What’s the difference between Office 365 and Office 2013?

Or rephrased, should you buy or rent?

A problem I have with Microsoft is that they have great information available but half the time you don’t know it’s there, and even when you do know, you don’t understand what they’re saying until you’ve worked it out for yourself.

And that sentence is about as confusing as I find Microsoft is, but translated it means when you know what they’re talking about the information they provide is good. Before that it may as well be written in another language.

Note too that everything I say here is for the PC. There are some limitations for the Mac. I won’t go into these, as I don’t have a Mac, but be aware that you don’t get everything if you’re running things on Apple.

So, Office 365 and Office 2013?

Underneath, they’re pretty much the same product. The main differences.

Office 2013

  • Buy once, use forever. A flat, one-off price
  • Only use on your own PC
  • Different versions have different products—for example, Office Professional version has Word, Excel, PowerPoint, OneNote, Outlook, Publisher and Access, while Office Home and Student has Word, Excel, PowerPoint and OneNote. There’s a full list of versions on Microsoft’s Which Office is Best For You page. This page also shows Office 365 to compare with

Office 365

  • An annual fee. You pay every year. Effectively, you are renting the software
  • You can use it on up to five computers
  • You get the full Office suite (even if you only use Word)
  • You get some online storage – think Dropbox for Microsoft
  • If you’re on another computer—say an internet café—then you can still use Office (your documents have to be online for this, but it’s still a nice feature) — think GoogleDocs for Microsoft

So think of Office 2013 as your standard Microsoft Office product and Office 365 as standard Office plus the Microsoft equivalent of Google Docs and DropBox. Except that Google Docs and DropBox are free, whereas Office isn’t.

One thing that worried me when I first looked at Office 365 was whether I had to be logged on to use it?

No, and I proved this during my morning and evening train commutes, where I turn off the internet and simply use Word and the PC, and save to my c: drive. Everything worked fine.

Of course, I couldn’t access anything on my skydrive while I was offline, but I expected that.

So why isn’t everyone renting?

On the face of it, Office 365 has so many advantages why wouldn’t you choose it over a standard Office suite?

There are two big minuses.

First, you are renting the software. In 12 months time you have to pay another fee to Microsoft to use it for the next 12 months. You have no control over the price, and you don’t know what’s going to happen.
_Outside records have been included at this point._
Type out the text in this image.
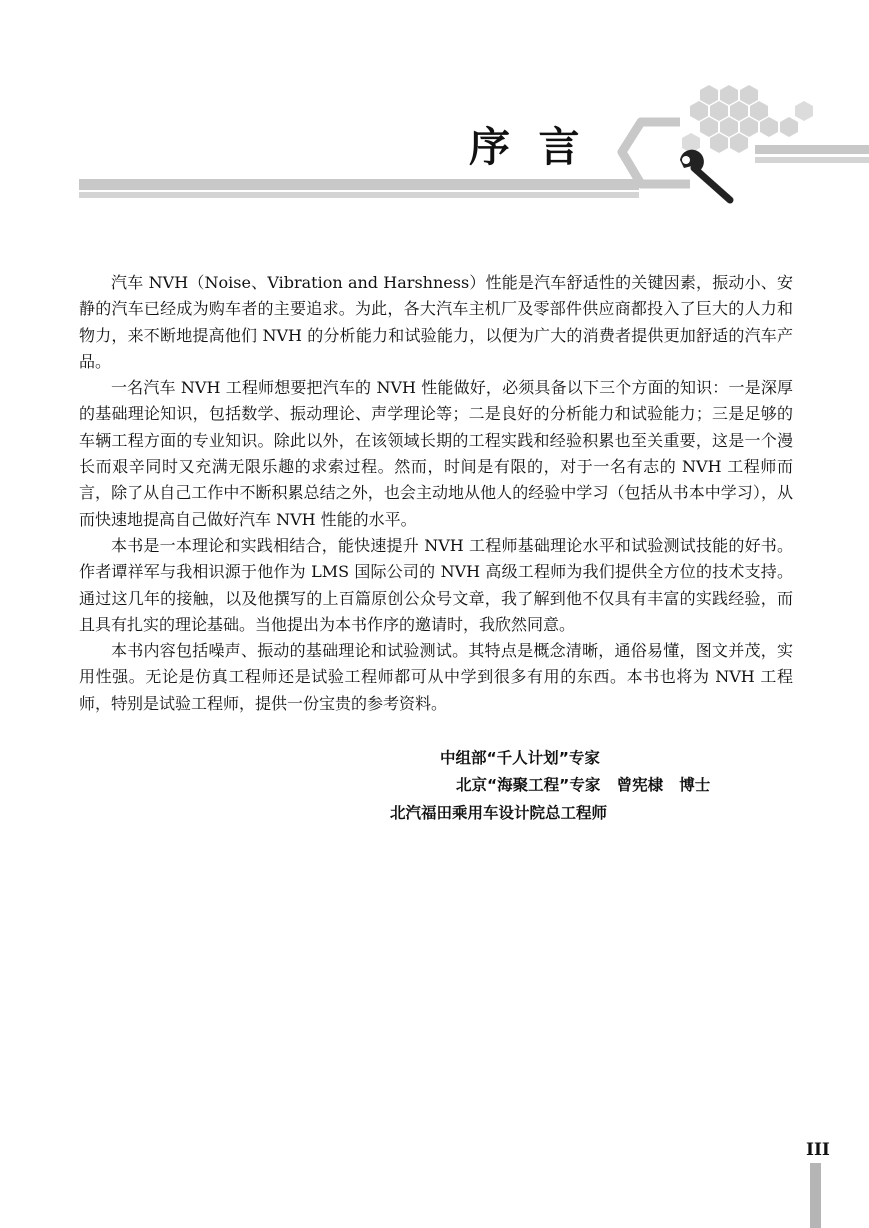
序  言

汽车 NVH（Noise、Vibration and Harshness）性能是汽车舒适性的关键因素，振动小、安静的汽车已经成为购车者的主要追求。为此，各大汽车主机厂及零部件供应商都投入了巨大的人力和物力，来不断地提高他们 NVH 的分析能力和试验能力，以便为广大的消费者提供更加舒适的汽车产品。

一名汽车 NVH 工程师想要把汽车的 NVH 性能做好，必须具备以下三个方面的知识：一是深厚的基础理论知识，包括数学、振动理论、声学理论等；二是良好的分析能力和试验能力；三是足够的车辆工程方面的专业知识。除此以外，在该领域长期的工程实践和经验积累也至关重要，这是一个漫长而艰辛同时又充满无限乐趣的求索过程。然而，时间是有限的，对于一名有志的 NVH 工程师而言，除了从自己工作中不断积累总结之外，也会主动地从他人的经验中学习（包括从书本中学习），从而快速地提高自己做好汽车 NVH 性能的水平。

本书是一本理论和实践相结合，能快速提升 NVH 工程师基础理论水平和试验测试技能的好书。作者谭祥军与我相识源于他作为 LMS 国际公司的 NVH 高级工程师为我们提供全方位的技术支持。通过这几年的接触，以及他撰写的上百篇原创公众号文章，我了解到他不仅具有丰富的实践经验，而且具有扎实的理论基础。当他提出为本书作序的邀请时，我欣然同意。

本书内容包括噪声、振动的基础理论和试验测试。其特点是概念清晰，通俗易懂，图文并茂，实用性强。无论是仿真工程师还是试验工程师都可从中学到很多有用的东西。本书也将为 NVH 工程师，特别是试验工程师，提供一份宝贵的参考资料。

中组部“千人计划”专家
北京“海聚工程”专家   曾宪棣   博士
北汽福田乘用车设计院总工程师
III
Suppose you don’t have the money to upgrade. Suppose you don’t want to. Microsoft is effectively holding you to ransom here. If you are a writer who only uses Word, and you’re the only one in your household who uses it, why not simply purchase Office 2013 Home and Student. It’s less than the cost of two years’ rental of Office 365.
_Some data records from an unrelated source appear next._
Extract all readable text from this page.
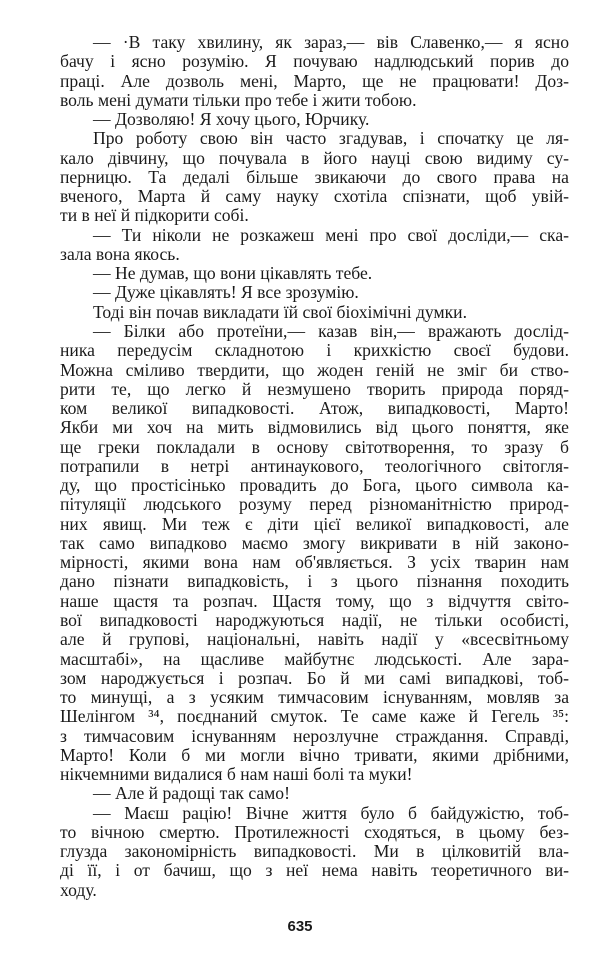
— ·В таку хвилину, як зараз,— вів Славенко,— я ясно
бачу і ясно розумію. Я почуваю надлюдський порив до
праці. Але дозволь мені, Марто, ще не працювати! Доз-
воль мені думати тільки про тебе і жити тобою.
— Дозволяю! Я хочу цього, Юрчику.
Про роботу свою він часто згадував, і спочатку це ля-
кало дівчину, що почувала в його науці свою видиму су-
перницю. Та дедалі більше звикаючи до свого права на
вченого, Марта й саму науку схотіла спізнати, щоб увій-
ти в неї й підкорити собі.
— Ти ніколи не розкажеш мені про свої досліди,— ска-
зала вона якось.
— Не думав, що вони цікавлять тебе.
— Дуже цікавлять! Я все зрозумію.
Тоді він почав викладати їй свої біохімічні думки.
— Білки або протеїни,— казав він,— вражають дослід-
ника передусім складнотою і крихкістю своєї будови.
Можна сміливо твердити, що жоден геній не зміг би ство-
рити те, що легко й незмушено творить природа поряд-
ком великої випадковості. Атож, випадковості, Марто!
Якби ми хоч на мить відмовились від цього поняття, яке
ще греки покладали в основу світотворення, то зразу б
потрапили в нетрі антинаукового, теологічного світогля-
ду, що простісінько провадить до Бога, цього символа ка-
пітуляції людського розуму перед різноманітністю природ-
них явищ. Ми теж є діти цієї великої випадковості, але
так само випадково маємо змогу викривати в ній законо-
мірності, якими вона нам об'являється. З усіх тварин нам
дано пізнати випадковість, і з цього пізнання походить
наше щастя та розпач. Щастя тому, що з відчуття світо-
вої випадковості народжуються надії, не тільки особисті,
але й групові, національні, навіть надії у «всесвітньому
масштабі», на щасливе майбутнє людськості. Але зара-
зом народжується і розпач. Бо й ми самі випадкові, тоб-
то минущі, а з усяким тимчасовим існуванням, мовляв за
Шелінгом ³⁴, поєднаний смуток. Те саме каже й Гегель ³⁵:
з тимчасовим існуванням нерозлучне страждання. Справді,
Марто! Коли б ми могли вічно тривати, якими дрібними,
нікчемними видалися б нам наші болі та муки!
— Але й радощі так само!
— Маєш рацію! Вічне життя було б байдужістю, тоб-
то вічною смертю. Протилежності сходяться, в цьому без-
глузда закономірність випадковості. Ми в цілковитій вла-
ді її, і от бачиш, що з неї нема навіть теоретичного ви-
ходу.
635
Also, I’m not a big fan of the cloud, which is Microsoft’s fancy name for online storage. I like to be in control of my data. I don’t like it that someone else has access to my work. Or to some of it, anyway.

Why we chose Office 365

In the end we went for Office 365. We had four PCs between us, which meant we had to buy four licenses anyway, so we factored in that even paying four years’ rental we’d still be better off.

Provided Microsoft keeps their costs down and their licensing model the same.

Plus we do want to share documents. We already do this with OneNote, synchronising across machines, and we love it. We could save something on our c: drive, and next time we joined the network OneNote would synchronise everything.

This was probably the deciding factor.

We’ll let you know how we go.

 

p.s. As an unexpected bonus, when we upgraded to Office 365 it didn’t delete Office 2007, so the machines with 2007 on them still have valid working versions. If we ever choose to revert back.